Он не осознавал и не помнил тот момент, когда, подхватив на руки, уложил на постель свою драгоценность – это лишние, не имеющие в те секунды значения подробности для него, для нее – последние мгновения разделенности.

И они целовались, потерявшись друг в друге, долго, продленно, забывшись и потерявшись, пока, разгоревшееся в них истинное желание не переплавило нежность, на устремленность вперед – туда, где они вместе, – и поцелуй и объятия стали яростными, сокрушительными, влекущими.

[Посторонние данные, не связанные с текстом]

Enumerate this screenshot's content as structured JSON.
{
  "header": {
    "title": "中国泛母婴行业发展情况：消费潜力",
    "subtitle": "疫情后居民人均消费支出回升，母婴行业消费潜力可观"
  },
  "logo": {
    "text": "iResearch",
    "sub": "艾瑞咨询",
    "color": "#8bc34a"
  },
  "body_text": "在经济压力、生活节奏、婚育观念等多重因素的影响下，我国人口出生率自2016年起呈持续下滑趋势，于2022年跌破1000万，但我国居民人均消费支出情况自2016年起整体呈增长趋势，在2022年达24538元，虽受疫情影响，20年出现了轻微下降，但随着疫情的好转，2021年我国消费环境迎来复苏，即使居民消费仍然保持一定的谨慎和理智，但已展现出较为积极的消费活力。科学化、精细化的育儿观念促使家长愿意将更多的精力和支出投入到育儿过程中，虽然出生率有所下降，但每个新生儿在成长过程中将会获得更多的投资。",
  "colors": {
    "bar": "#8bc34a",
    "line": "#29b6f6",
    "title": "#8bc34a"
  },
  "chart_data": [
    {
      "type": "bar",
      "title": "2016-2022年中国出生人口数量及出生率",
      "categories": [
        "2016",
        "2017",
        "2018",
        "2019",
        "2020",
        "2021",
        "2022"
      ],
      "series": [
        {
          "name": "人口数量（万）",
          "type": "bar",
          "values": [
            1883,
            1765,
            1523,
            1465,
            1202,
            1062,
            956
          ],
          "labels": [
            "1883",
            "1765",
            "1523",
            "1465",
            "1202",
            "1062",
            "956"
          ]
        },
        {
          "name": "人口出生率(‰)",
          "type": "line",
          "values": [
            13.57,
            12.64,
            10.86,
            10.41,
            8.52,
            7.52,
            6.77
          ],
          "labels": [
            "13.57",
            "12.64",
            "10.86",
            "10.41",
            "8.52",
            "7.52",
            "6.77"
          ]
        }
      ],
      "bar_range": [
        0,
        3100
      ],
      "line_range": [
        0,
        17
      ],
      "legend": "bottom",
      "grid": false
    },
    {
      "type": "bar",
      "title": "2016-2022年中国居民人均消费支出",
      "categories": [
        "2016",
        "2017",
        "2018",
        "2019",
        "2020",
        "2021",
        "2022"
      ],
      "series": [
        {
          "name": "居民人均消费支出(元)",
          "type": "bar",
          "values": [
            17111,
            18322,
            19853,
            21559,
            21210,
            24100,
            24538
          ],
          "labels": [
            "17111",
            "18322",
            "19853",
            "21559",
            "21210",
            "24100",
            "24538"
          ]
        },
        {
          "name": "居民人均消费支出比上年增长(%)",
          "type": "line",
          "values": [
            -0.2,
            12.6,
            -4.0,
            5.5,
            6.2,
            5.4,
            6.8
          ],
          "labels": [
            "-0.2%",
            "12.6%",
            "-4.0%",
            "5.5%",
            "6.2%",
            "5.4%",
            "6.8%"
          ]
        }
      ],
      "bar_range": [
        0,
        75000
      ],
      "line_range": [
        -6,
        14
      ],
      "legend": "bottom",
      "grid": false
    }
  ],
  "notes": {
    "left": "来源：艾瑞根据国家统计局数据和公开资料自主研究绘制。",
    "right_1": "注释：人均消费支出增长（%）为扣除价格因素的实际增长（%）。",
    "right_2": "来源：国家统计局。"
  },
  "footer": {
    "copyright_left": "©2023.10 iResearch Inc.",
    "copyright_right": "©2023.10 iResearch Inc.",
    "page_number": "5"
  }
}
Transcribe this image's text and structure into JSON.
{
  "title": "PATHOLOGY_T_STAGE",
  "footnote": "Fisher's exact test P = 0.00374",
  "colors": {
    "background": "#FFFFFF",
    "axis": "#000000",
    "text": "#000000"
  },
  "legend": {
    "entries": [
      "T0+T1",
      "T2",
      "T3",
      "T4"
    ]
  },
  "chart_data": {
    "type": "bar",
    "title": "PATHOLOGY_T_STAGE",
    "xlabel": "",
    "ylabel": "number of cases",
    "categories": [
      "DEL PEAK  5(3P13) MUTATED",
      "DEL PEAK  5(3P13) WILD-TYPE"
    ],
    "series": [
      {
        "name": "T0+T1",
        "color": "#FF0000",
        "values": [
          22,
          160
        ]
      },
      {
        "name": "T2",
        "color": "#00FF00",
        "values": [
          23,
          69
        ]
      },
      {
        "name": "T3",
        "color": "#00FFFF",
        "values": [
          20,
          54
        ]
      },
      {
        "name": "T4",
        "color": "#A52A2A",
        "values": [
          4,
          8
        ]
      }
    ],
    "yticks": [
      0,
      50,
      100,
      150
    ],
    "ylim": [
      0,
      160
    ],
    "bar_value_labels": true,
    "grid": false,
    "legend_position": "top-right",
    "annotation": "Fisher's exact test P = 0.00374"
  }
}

И Марк поднял голову, посмотрел ей в глаза и, удерживая этот светящийся любовью и желанием малахитовый взгляд, одним движением соединил их тела, войдя в нее до самого предела. И остановился.

И они замерли, переживая этот потрясающий момент полного единения, который ждали долгие годы, к которому шли все это время всеми своими устремлениями, своими потерями и приобретениями – и чувствовали, как соединяются, сплетаются окончательно их тела…

И сорвались, понеслись вперед, перешагнув некий невидимый барьер, что еще отделял их от полного и окончательного единения, и на самой вершине, которую они достигли вместе, их вышвырнуло в то медитативное пространство, которое они давным-давно соткали вдвоем, в котором и встретились их души…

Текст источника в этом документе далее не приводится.